Medicines and the Microbiome
We now know more than ever before about the complex ecosystem of bacteria, fungi, and viruses within our bodies
The human body plays host to trillions of microbial cells across the epithelial surfaces of the mouth and gut. These communities of microorganisms – collectively, the human microbiome – have crucial roles in human physiology and organ function, particularly in digestion and immunity. They may also have significant impacts, both positive and negative, on the effectiveness of medicines.
Fortunately, we now have a greater scientific understanding and appreciation for the microbiome than ever before – mostly thanks to the efforts of the Human Microbiome Project (HMP), a US National Institute of Health initiative launched in 2008. HMP’s goal is to identify and characterize the microorganisms associated with both health and disease, and many of the findings have implications for the way that medicines are formulated and the environment in which they are prepared. The truly exciting aspect of this work is that it reveals, for the first time, the extent to which the human body is host to a vast array of different microbes. But this isn’t just an area of academic intrigue; interactions between the human body and its microorganisms are vital for human health.
Understanding the intricacies of co-metabolic activity that occur amongst individual bacterial populations, pharmacologically derived byproducts, and the human gut has become a subject of much research. The microbiome regulates metabolic balance and homeostatic activity, adapting to each individual and their environmental circumstances, which makes all medicines unintentionally ‘personalized’ in a way. Indeed, the extent to which the microbiome influences the relative effectiveness of drugs in different individuals is a fascinating topic with great potential. It is not hard to imagine a new era of personalized medicine, when an individual’s microbiome might be screened to ensure that a particular medicine targets only certain parts of the body, perhaps working in conjunction with some microorganisms whilst avoiding degradation by others.
But that’s the future. One area that has seen immediate increased attention as a result of HMP’s work is contamination. We all know that non-sterile medicines, such as creams and ointments, must be protected from specific pathogens, while any contamination at all of sterile products can be extremely dangerous. However, the HMP has shown that the microbiome of the human skin is more diverse than previously thought, demanding a rethink of several aspects of sterile production, from improvements in the types of cleanroom clothing worn to the way that clean filtered air is provided and circulated. We each shed a billion skin cells per day – that’s 30,000 to 40,000 dead skin cells every minute – and approximately 10 percent of those cells play host to microorganisms. Clearly, those tasked with designing controlled environments must guarantee clean air spaces that effectively remove any contamination dispersed by operators (through turbulent air-flow), verify that disinfectants have appropriate biocidal activity, and ensure that staff changing procedures are sufficiently robust.

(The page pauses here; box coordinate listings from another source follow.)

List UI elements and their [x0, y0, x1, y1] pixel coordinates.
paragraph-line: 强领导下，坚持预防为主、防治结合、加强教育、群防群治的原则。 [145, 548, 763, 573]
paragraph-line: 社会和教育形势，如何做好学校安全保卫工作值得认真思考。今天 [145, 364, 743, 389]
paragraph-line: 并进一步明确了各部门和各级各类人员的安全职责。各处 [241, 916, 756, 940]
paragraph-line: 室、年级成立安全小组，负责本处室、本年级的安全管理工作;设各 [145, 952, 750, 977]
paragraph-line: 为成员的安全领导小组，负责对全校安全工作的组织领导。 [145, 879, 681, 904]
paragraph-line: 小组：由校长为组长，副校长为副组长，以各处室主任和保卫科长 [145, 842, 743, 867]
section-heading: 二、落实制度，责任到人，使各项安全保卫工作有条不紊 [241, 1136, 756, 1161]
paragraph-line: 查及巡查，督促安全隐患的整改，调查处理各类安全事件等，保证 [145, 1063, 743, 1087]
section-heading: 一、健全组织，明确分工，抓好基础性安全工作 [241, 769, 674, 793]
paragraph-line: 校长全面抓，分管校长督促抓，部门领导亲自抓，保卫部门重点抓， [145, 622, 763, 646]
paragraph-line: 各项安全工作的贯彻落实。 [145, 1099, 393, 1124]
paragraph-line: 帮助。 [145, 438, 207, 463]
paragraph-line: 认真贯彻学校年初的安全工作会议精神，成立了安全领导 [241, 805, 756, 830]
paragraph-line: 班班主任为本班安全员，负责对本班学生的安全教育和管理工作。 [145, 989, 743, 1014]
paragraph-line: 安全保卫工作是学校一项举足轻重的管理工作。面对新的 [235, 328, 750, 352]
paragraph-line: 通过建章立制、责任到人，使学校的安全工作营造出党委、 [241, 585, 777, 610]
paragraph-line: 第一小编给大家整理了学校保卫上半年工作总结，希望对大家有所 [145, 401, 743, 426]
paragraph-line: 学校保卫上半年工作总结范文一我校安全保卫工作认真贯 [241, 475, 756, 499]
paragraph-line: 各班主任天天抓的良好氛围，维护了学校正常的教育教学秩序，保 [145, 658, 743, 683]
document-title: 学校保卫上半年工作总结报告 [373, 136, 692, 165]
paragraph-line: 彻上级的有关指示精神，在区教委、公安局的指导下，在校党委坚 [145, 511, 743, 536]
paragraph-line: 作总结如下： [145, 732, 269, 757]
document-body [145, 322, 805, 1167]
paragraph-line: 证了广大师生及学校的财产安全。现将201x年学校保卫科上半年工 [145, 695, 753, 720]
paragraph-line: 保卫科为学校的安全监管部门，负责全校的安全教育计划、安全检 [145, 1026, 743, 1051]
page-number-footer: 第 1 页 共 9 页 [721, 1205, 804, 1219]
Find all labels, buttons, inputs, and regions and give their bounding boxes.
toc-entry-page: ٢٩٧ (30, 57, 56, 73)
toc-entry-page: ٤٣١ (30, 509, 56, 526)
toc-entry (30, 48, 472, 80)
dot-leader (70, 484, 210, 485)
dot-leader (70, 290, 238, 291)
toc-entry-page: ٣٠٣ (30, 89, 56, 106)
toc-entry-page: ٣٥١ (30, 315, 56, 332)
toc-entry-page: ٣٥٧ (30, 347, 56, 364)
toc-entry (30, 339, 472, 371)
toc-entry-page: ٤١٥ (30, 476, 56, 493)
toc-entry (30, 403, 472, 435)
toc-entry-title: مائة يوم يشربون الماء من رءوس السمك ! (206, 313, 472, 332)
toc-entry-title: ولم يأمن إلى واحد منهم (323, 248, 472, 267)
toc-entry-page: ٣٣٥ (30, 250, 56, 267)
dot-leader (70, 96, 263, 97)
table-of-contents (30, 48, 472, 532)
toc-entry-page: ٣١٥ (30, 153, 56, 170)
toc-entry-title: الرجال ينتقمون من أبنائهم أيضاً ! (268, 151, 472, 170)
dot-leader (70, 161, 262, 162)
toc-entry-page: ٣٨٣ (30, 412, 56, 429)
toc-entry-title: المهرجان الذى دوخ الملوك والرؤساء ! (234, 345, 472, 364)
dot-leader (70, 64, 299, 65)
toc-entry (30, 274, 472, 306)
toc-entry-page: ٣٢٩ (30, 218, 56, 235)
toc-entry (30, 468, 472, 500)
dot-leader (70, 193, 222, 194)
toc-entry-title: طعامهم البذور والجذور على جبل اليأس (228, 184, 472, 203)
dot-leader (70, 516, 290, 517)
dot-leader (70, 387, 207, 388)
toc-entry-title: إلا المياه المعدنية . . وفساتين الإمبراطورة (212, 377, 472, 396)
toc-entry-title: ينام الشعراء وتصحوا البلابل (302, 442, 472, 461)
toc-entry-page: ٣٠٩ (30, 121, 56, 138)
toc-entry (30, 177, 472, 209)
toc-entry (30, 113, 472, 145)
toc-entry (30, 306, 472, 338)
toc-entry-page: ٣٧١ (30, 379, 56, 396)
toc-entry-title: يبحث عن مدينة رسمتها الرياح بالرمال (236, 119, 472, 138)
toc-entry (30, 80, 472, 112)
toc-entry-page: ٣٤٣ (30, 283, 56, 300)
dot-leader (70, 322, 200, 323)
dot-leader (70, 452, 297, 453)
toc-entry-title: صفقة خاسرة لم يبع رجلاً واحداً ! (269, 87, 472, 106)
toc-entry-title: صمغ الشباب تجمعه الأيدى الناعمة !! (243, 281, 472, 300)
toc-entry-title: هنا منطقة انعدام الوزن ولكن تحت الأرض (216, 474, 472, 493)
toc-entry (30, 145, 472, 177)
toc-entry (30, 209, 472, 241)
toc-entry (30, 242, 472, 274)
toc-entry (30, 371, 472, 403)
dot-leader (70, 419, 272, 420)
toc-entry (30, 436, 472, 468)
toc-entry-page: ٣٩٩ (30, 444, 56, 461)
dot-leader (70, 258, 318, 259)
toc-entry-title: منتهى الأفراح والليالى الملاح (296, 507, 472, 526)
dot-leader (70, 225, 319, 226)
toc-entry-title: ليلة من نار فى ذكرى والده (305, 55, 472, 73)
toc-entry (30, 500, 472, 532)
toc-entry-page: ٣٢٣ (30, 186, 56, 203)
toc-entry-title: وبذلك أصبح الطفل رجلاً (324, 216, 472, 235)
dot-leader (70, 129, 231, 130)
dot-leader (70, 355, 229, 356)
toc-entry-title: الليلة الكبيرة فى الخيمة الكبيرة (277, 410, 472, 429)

Now that the HMP has provided us with new information about the richness and complexity of the bacteria, fungi, viruses and other organisms that live in intimate contact with us, it’s crucial that we apply this knowledge across the board. Deeper knowledge of the human microbiome can help us develop new, optimized or even personalized medicines, but it can also ensure that medicines are not contaminated with microbial populations that might interfere with their action or otherwise cause harm.
Tim Sandle is a chartered biologist with over 25 years’ experience of microbiological research and biopharmaceutical processing. He has been following the human microbiome research outcomes in great detail since 2010 and his proudest achievement is implementing a test method to assess the efficacy of a disinfectant to destroy bacterial spores. He serves on several national and international committees relating to pharmaceutical microbiology and cleanroom contamination control. In addition, he has written numerous peer reviewed papers, technical articles and books relating to microbiology.